Gecenin görmediği gündüzleri deşerek, gideceği yere sadece beni götürecekmişçesine önüme yanaşan kırık yarık bir şehirlerarası otobüsün merdivenindeyim… Helak olmak üzere olan kavimlerini terk ederek, arkalarına bakması yasaklanan peygamberler gibi arkama bakmamaya yemin ettim… Her an yok olacakmışım korkusu değil de, otobüs yolcuğuyla hayatı bağdaştırma telaşı dizlerimi titretiyor… Tek amacım, “etrafa” bakmak… Sadece “etrafa”… Biletimde “gideceği yer” kısmını tırnağımla kazıyarak siliyorum son durakta bekleyenleri olan yolculara inat… Zaten bu hayatta beni bekleyen kimse yok… İndiğim duraklarda kimseye sarılmadım ben, otogarların egzoz kokulu peronlarından çıkmama kimse yardım etmedi bugüne kadar… Hem otogarlarla ilgilenmem pek fazla… Otobüsün lekeli camından süzdüğüm “etraf” benim yüreğim olur.

Çünkü hayat, daima yüreğe bakmayı gerektirir.

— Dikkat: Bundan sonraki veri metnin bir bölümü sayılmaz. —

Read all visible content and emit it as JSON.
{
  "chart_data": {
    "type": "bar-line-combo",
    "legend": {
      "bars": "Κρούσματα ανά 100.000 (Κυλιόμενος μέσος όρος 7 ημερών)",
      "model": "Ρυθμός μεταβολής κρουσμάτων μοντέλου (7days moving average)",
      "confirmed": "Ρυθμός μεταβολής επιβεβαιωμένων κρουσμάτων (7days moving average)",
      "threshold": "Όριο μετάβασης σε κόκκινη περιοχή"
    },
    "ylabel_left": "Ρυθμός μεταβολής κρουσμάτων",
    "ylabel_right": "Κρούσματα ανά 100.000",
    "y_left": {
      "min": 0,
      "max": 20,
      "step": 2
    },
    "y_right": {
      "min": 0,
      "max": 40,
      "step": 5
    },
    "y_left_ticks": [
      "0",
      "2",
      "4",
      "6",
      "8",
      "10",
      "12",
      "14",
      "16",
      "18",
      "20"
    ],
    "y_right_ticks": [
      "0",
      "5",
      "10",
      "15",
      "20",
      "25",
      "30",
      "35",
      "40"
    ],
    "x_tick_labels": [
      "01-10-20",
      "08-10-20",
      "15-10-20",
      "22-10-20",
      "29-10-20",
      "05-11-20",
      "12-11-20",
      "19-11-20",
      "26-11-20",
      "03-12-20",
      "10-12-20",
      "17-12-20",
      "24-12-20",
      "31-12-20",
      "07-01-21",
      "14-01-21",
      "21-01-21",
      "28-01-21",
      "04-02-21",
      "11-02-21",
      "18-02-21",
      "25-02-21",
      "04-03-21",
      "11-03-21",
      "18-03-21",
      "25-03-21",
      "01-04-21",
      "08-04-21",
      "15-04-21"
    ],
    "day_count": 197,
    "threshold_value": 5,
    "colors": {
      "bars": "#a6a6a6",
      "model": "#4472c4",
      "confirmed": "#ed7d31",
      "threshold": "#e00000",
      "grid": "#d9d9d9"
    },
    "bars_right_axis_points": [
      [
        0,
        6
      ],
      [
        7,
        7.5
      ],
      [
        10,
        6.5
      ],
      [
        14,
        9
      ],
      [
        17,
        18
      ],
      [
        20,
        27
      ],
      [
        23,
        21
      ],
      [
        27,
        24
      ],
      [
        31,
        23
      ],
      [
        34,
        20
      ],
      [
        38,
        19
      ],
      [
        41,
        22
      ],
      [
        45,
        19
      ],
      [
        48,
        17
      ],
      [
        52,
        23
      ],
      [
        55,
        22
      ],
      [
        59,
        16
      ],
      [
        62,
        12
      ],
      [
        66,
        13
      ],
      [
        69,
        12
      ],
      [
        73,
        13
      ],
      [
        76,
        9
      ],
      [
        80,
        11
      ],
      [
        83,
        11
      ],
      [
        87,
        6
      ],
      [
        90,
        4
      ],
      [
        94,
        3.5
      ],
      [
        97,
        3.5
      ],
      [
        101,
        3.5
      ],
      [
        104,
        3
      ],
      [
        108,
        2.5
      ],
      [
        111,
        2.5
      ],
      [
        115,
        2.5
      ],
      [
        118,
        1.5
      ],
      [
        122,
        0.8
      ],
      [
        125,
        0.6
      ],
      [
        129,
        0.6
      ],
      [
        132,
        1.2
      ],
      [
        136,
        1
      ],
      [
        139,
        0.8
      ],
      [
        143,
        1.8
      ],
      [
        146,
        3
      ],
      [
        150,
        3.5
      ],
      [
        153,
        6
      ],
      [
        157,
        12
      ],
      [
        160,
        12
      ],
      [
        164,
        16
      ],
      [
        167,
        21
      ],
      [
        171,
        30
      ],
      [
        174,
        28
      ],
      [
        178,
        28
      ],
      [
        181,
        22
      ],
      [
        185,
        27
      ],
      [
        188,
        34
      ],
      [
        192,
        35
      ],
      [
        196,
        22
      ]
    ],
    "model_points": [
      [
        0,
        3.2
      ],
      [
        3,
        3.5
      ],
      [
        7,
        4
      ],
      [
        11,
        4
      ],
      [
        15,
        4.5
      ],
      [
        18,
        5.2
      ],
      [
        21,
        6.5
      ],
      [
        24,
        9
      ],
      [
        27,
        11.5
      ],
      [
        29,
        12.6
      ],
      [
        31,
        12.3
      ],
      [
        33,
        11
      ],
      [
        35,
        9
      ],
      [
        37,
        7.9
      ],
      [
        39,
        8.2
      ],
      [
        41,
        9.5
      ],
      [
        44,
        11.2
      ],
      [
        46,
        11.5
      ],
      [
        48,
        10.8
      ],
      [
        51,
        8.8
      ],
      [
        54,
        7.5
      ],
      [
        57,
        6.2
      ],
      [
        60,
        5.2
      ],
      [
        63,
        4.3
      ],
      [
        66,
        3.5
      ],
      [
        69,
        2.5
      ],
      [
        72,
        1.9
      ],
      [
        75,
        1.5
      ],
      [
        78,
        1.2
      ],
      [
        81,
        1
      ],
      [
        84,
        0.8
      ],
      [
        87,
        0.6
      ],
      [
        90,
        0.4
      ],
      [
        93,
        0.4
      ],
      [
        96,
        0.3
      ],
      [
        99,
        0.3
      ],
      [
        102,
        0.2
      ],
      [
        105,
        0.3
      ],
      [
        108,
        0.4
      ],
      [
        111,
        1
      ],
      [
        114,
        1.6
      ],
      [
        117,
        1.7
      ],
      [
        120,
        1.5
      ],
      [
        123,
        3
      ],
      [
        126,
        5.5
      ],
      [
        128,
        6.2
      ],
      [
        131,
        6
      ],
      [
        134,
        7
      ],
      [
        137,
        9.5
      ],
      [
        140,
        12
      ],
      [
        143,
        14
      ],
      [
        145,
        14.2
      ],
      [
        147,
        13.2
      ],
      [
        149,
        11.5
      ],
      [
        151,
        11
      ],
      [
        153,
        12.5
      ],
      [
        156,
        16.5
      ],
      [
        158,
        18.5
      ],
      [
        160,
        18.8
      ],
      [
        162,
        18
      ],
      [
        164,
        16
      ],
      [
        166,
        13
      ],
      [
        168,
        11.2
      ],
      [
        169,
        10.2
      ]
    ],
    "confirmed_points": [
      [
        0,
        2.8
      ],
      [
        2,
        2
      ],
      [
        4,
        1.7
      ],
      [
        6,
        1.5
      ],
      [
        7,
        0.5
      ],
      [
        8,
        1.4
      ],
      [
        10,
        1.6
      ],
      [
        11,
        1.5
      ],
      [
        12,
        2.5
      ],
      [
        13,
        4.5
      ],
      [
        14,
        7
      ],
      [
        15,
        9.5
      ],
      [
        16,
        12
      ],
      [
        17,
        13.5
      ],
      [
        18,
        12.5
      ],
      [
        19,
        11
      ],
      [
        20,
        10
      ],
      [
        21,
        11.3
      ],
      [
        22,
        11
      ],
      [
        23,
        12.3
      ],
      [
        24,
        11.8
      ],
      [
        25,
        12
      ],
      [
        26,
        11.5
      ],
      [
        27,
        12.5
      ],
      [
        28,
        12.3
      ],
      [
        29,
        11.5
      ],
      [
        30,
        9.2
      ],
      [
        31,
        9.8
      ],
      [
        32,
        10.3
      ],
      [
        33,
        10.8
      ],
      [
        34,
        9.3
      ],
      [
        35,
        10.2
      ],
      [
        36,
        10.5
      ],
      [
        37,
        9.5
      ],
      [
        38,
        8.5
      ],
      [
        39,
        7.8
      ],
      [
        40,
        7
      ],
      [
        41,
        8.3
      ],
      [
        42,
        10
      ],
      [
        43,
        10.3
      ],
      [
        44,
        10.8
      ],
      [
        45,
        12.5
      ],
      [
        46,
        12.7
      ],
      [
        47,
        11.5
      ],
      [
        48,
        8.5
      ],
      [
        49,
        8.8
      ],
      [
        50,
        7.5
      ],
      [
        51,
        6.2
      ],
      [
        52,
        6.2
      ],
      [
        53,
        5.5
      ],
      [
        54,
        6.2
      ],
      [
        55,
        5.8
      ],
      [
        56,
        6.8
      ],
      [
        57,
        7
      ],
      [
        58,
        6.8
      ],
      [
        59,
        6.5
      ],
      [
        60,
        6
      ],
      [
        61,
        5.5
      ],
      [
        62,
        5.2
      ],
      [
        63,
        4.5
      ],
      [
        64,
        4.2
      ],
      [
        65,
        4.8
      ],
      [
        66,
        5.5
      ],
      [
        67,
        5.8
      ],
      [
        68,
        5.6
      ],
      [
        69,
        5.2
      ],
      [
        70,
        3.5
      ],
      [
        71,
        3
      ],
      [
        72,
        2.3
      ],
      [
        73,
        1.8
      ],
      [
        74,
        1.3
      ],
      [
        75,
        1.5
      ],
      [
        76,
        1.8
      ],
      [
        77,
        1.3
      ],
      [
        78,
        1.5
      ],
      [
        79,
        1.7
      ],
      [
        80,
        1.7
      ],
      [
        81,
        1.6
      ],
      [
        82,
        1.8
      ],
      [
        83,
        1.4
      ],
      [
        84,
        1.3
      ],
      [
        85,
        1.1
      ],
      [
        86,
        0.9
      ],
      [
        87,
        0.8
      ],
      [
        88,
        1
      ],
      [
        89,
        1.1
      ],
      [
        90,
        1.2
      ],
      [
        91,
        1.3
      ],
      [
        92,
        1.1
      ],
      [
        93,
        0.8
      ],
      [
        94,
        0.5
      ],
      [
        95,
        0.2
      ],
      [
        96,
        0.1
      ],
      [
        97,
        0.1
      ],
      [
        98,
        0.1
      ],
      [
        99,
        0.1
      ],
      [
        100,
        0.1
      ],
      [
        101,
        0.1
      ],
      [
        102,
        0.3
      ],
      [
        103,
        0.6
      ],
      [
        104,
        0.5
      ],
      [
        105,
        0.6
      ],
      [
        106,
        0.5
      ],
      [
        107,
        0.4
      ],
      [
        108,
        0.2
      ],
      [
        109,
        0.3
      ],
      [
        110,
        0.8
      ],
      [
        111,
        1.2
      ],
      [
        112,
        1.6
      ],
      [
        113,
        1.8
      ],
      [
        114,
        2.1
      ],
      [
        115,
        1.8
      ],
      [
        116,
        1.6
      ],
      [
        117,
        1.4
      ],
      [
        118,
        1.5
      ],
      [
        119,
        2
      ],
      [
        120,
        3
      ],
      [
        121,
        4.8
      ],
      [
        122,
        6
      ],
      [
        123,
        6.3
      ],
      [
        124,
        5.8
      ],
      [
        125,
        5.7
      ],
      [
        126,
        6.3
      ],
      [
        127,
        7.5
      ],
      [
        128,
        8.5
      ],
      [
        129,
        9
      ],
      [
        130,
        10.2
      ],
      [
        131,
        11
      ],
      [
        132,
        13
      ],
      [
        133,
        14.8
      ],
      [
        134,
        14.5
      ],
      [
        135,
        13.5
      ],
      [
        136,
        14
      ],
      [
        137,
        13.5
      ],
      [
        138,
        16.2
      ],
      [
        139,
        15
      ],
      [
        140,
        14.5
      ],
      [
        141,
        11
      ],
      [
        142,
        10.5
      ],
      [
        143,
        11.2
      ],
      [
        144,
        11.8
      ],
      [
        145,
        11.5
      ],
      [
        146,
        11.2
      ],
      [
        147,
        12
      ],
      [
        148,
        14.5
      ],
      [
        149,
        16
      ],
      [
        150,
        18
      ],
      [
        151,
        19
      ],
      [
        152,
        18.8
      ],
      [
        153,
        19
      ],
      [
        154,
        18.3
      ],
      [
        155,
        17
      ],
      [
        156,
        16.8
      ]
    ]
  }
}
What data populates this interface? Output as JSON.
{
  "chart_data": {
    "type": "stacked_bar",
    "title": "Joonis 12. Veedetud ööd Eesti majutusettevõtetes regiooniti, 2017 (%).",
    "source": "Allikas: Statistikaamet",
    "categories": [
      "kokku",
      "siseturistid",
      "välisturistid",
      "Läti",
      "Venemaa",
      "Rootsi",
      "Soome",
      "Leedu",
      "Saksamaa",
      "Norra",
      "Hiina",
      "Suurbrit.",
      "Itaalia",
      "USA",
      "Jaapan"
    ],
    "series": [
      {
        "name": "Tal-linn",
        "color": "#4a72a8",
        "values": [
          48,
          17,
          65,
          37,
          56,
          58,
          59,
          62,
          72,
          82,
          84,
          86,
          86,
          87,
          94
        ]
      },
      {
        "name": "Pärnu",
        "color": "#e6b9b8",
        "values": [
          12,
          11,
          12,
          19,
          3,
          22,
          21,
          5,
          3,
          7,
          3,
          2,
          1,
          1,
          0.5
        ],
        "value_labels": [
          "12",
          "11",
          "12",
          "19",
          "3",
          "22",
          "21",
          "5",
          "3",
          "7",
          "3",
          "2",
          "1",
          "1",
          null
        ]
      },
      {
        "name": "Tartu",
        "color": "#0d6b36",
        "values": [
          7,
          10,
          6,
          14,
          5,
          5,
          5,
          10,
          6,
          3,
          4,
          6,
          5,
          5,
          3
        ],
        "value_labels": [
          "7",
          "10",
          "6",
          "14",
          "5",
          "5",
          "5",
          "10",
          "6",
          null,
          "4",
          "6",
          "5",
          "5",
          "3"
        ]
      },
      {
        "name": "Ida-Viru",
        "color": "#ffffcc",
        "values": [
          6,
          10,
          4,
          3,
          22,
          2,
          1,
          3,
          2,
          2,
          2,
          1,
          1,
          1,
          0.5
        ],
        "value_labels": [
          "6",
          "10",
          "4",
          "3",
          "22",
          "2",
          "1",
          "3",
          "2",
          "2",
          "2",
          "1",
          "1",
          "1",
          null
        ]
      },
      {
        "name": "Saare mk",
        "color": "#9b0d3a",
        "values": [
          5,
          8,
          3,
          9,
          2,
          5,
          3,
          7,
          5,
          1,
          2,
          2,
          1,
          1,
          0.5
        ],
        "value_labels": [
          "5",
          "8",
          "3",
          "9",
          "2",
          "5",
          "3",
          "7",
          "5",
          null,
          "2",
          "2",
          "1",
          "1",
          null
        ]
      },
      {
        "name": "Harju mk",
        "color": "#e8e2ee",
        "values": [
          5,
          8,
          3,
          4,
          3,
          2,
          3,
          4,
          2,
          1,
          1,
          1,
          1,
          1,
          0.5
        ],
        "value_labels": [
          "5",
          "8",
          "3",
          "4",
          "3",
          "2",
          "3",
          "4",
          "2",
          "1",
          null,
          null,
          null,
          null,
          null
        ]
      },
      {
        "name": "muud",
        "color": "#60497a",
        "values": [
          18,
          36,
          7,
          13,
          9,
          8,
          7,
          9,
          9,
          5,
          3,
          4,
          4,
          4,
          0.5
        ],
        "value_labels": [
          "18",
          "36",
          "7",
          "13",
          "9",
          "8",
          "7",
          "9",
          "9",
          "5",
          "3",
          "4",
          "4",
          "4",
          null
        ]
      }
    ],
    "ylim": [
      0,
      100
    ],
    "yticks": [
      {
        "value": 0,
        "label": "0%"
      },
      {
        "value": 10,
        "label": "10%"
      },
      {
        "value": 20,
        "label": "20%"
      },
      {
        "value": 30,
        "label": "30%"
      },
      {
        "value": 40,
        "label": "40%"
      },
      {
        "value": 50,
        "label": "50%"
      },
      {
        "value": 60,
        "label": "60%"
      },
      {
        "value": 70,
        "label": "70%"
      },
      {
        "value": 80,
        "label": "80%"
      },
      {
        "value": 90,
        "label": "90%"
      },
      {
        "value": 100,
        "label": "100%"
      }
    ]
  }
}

Otobüs bugün, her zamankinden daha soğuk…. Ya yolcuların öfke lekeli ciğerlerinden soğuk nefesler çıkıyor, ya da ben üşüme nöbeti geçiriyorum. İnsan, heyecandan üşürmüş… Belki ben de üşüyorum otobüsün hareket etmesinin heyecanıyla… Olsun, üşümek de güzel… En azından, geçilen soğuk semtlerde, bacasından duman tütmeyen evlere arkadaş olurum… Zaten benim işim bu… Yolculuğumu gördüğüm semtlerin meydanına, gördüğüm insanların fikriyatına dokunarak yapmak…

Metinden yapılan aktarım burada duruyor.